野生のエルヴィス・プレスリーをご存じだろうか。
  ――石川宗生「野生のエルヴィスを追って」

「高さ二万メートルのビルを泥が支えられるなんて、信じられない」
  ――ニール・スティーヴンスン「アトモスフェラ・インコグニタ」日暮雅通訳

 376頁の標準サイズ。

 特集は「ベスト・オブ・ベスト2018」。「SFが読みたい!2019年版」のランキング上位作家の短編を収録。

 お陰で今月は小説が多い。なんと16本だ。

 まず特集の「ベスト・オブ・ベスト2018」で9本。飛浩隆「サーペント」,郝景芳「戦車の中」立原透耶訳,円城塔「書夢回想」,上田早夕里「銀翼とプレアシスタント」,ニール・スティーヴンスン「アトモスフェラ・インコグニタ」日暮雅通訳,高島雄哉「無重力的新世界」,草野原々「大進化どうぶつデスゲーム」,石川宗生「野生のエルヴィスを追って」,樋口恭介「1000億の物語」。

 連載は夢枕獏「小角の城」第52回だけ。

 読み切りは6本。柞刈湯葉「たのしい超監視社会」,三方行成「折り紙食堂 エッシャーのフランベ」,片瀬二郎「ミサイルマン」,そして草上仁は三連発「半身の魚」「必殺!」「二つ折りの恋文が」。
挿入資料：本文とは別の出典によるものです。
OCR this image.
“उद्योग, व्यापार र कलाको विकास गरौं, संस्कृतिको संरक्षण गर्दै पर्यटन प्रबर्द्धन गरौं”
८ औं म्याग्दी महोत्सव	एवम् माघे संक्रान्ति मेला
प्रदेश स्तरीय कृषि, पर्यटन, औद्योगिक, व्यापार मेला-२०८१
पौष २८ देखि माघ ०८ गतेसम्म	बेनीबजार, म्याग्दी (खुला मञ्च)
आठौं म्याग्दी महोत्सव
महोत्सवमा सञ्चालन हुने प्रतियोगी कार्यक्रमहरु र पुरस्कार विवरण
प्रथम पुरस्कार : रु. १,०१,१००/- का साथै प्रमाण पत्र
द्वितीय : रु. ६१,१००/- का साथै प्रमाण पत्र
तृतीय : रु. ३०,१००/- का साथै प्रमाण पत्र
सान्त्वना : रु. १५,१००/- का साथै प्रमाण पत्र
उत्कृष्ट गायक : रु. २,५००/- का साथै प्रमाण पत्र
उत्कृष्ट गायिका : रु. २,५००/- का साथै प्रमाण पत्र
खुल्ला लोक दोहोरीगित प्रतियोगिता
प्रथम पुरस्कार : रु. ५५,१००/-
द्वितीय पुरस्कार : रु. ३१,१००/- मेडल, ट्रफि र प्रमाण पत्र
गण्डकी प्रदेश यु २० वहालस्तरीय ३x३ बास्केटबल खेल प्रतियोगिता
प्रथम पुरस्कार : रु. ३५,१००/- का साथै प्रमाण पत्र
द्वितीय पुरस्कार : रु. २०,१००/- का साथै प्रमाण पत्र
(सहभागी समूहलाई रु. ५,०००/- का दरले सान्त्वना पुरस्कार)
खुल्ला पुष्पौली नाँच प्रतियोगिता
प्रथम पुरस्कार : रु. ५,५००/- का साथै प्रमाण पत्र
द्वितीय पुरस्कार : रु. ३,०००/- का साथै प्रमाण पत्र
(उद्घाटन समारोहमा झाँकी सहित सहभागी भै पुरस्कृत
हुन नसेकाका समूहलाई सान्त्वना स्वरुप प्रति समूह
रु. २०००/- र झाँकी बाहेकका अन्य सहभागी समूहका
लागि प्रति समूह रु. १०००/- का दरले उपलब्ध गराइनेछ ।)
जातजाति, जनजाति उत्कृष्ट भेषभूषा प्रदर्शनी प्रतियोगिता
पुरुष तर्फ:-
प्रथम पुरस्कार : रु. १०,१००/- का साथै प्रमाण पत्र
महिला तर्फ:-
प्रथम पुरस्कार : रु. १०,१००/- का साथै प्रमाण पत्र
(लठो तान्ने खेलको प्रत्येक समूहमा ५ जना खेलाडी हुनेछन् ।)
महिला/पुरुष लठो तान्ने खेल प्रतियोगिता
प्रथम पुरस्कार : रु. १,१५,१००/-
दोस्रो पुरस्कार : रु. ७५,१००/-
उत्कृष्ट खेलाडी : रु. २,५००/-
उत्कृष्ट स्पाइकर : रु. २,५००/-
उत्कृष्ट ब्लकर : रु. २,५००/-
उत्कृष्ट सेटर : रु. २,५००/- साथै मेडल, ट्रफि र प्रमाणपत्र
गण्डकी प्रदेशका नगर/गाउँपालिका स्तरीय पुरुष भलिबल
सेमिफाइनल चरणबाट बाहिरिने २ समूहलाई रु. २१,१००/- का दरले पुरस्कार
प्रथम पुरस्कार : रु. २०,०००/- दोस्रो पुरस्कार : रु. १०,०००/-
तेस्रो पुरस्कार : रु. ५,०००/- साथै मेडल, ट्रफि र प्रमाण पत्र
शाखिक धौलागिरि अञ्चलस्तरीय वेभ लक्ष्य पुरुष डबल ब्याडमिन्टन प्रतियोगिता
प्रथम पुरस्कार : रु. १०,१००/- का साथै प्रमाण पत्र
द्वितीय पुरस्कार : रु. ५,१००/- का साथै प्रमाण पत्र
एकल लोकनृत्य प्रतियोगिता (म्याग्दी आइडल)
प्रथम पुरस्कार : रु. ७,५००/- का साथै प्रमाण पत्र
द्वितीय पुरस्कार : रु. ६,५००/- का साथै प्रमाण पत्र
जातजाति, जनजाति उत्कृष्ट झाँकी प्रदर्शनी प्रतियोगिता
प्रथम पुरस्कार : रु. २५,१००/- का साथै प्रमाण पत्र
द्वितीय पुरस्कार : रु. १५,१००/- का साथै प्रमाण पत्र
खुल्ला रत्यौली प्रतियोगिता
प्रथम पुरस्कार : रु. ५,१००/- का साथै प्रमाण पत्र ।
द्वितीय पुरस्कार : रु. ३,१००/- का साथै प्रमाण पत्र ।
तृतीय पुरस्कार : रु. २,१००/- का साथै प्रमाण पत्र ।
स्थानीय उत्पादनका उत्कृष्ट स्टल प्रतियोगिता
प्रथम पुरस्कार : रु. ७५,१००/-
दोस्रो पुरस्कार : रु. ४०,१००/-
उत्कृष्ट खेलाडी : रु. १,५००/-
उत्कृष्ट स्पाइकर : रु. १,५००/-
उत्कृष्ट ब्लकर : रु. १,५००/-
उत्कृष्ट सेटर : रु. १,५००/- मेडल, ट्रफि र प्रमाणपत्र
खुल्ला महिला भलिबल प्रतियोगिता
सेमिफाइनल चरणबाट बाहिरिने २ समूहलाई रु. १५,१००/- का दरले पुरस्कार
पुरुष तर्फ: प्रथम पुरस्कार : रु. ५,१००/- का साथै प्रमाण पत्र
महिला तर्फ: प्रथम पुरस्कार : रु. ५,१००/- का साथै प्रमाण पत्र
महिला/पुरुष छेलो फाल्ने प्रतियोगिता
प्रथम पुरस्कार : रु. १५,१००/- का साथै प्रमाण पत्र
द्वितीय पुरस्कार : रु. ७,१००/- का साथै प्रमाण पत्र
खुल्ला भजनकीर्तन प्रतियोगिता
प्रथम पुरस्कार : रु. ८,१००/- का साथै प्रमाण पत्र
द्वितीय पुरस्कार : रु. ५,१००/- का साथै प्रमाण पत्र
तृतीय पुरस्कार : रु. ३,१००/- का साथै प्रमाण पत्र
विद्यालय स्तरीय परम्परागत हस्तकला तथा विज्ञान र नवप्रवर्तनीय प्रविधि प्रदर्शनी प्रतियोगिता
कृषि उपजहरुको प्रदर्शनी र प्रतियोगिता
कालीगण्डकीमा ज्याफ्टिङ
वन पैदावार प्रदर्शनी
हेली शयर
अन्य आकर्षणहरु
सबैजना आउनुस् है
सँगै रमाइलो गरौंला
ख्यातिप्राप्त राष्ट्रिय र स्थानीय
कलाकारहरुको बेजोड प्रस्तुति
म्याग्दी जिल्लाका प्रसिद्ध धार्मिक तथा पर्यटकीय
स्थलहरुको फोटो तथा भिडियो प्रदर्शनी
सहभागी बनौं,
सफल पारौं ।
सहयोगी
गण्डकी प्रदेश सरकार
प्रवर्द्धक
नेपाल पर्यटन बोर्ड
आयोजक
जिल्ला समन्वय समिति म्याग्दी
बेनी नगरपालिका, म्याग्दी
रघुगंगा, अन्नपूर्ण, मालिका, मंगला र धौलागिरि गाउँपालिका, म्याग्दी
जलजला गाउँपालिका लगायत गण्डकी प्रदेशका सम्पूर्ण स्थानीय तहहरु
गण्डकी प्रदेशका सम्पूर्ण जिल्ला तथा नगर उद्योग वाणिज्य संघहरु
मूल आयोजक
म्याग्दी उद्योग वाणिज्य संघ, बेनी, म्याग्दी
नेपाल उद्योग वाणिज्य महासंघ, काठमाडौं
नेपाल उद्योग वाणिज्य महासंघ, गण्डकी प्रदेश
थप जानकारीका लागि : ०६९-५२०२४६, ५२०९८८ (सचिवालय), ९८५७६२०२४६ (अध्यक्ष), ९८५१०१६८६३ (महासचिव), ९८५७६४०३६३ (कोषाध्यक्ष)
 飛浩隆「サーペント」。学究都市クルーガーで事件が起きた。『怪奇楽器人間』。特殊楽器が関わるとの疑いもあり、カエキリア教授は技芸士の派遣をギルドに依頼する。やってきたのは技芸士セルジゥ・トロムポノク。さっそく現場に赴くと…

 「零號琴」の前日譚の冒頭のみ。すんません、まだ本編は読んでないです。葉巻型宇宙船だの<行ってしまった人たち動力>だので「ほえ?」と思ってたところに、「怪奇楽器人間」で腹筋が決壊w にしても、本当に「空の園丁」は出るんだろうか。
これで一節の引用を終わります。